VI - Talent reconnu  > "L'Après-Midi d'un peintre"

De toute façon Conrad se trouva empêché de terminer son tableau par un abcès au genou qui l’immobilisa tout au long d’octobre et ne céda qu’à la lancette du jeune docteur Diriks (1). Ce fut donc une autre composition (2) d’une taille moindre de moitié que Kickert envoya au salon d'Automne : elle montrait deux nus sur une mince plage bordée de rochers. La carnation de ces deux figures est très différente : bronze et albâtre. La première, de dos, est reprise d’une étude très enlevée, faite d’après Gée. Pour la seconde, de face, Conrad n’avait pas de modèle à Talou, et il semble bien s’en être passé ; mais on y trouve moins de personnalité, et pour tout dire, de la banalité. Impression peut-être fausse, qui, en tous cas, ne fut pas ressentie par la critique. Mais cette dernière fut tout de même partagée. Thiébault-Sisson (3) décrivit la toile ainsi : "deux femmes vautrées au pied d’une falaise exhibent des anatomies d’une désespérante maigreur et des formes péniblement contournées ; mais l’accord entre la falaise et les nus est très franc et l’œuvre, sans être bonne, est puissante". Vauxcelles (4) rencontrait des qualités et des défauts en d’autres endroits que son confrère : "J’ai vu de M. Conrad mieux que ses nus d’un dessin contestable en un décor désaccordé, ce qui n’empêche pas de reconnaître les bonnes qualités du technicien". Martin (5) jugea les nus "un peu hâtifs mais puissants". René-Jean (6) rattachait Kickert à un groupe de peintres "qui regardent du côté de Segonzac". Jean-Louis Vaudoyer (7) n’aima pas "les deux baigneuses plates comme des soles et longues comme des sauterelles où M. Conrad Kickert a dépensé beaucoup de talent, mais qui sont inertes et moroses et qui donnent l’impression d’un vain exercice". Raynal (8) ne pensait pas que "Cupidon pourrait s’émouvoir à leur vue". Pire encore, elles ne donnèrent à Rey (9) qu’une impression "de vulgarité, de faux réalisme, de prétention surtout". Tabarant (10) cita seulement le peintre, sans commentaires, tout comme Sarradin (11). Bien sûr, Conrad fut déçu. Critique d’art lui-même, il attachait de l’importance à l’avis de ses confrères, tout en regrettant que, littérateurs et non artistes, ils fussent très sensibles à ce qu’un tableau disait et pas assez à la façon dont il le disait.

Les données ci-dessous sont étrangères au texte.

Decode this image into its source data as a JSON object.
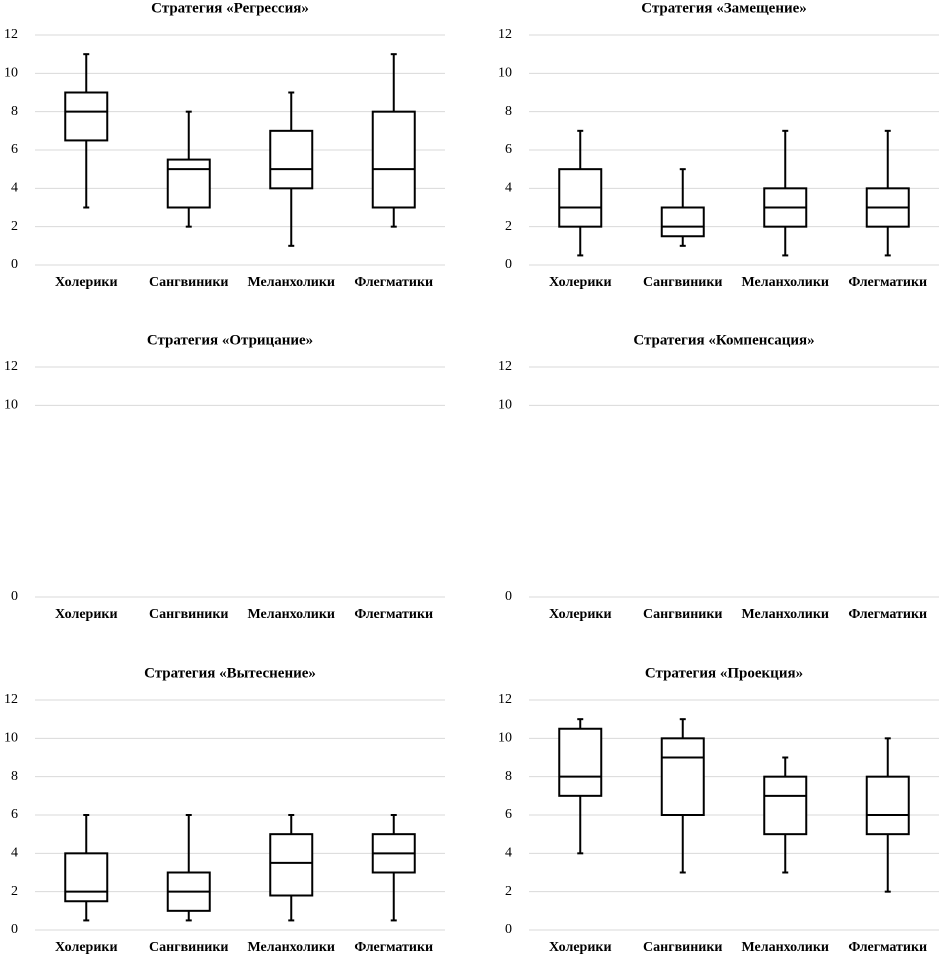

En fin d’année, quand il exposa chez van Deene en compagnie de huit autres peintres (12), il semble bien que la critique néerlandaise le déçut encore davantage non par ce qu’elle dit de lui, mais par son silence.

(1) : Lettre de CK à Bronner, oct-nov 1924 (RKD, La Haye, archives Bronner). Van Deene s'inquiétait dans sa lettre à CK du 17 octobre 1924 : "Est-ce que 'l'Après-Midi d'un peintre' a été terminée pour le salon ?". Déjà Chris de Moor, le 18 septembre 1924, à propos d'œuvres qu'il songeait à exposer, avait écrit à CK : "elles sont à peu près dans le même état que ton 'Après-Midi d'un peintre', c'est à dire trop loin pour les laisser et trop fraîches pour les exposer sans d'importantes précautions de maniement" (archives Gard-Kickert). La date de 1923 inscrite par CK sur cette œuvre pourrait faire penser qu'elle a été reprise alors qu'il l'avait crue un temps terminée. Mais, le plus probable est qu'il s'agit d'une erreur de datation de CK. C'est Chris de Moor qui a posé pour le personnage du peintre, bien placé donc pour connaître l'état d'avancement de la toile ; de plus Valdo Barbey dans une carte du 23 février 1925 écrit à CK : "comment va ta grande toile, j'y pense souvent et serai heureux de la voir terminée" (archives Gard-Kickert).
(2) : "Les Baigneuses" 1924 (162 x 130 cm) Opus 24-02.
(3) : In le Temps du 31 octobre 1924.
(4) : In l'Excelsior du 30 octobre 1924.
(5) : In Paris-Soir du 1er novembre 1924.
(6) : In Comœdia du 31 octobre 1924.
(7) : In Art et décoration de décembre 1924.
(8) : In l'Intransigeant du 12 novembre 1924.
(9) : In le Crapouillot du 1er novembre 1924.
(10) : In l'œuvre du 31 octobre 1926, sous le pseudonyme de l'Imagier.
(11) : In le Journal des débats du 31 octobre 1924.
(12) : Valdo Barbey, Boussingault, La Fresnaye, Lotiron, Jean Marchand, Mare, L-A. Moreau et Segonzac. Du 29 novembre au 20 décembre 1924, à la Galerie d'art français.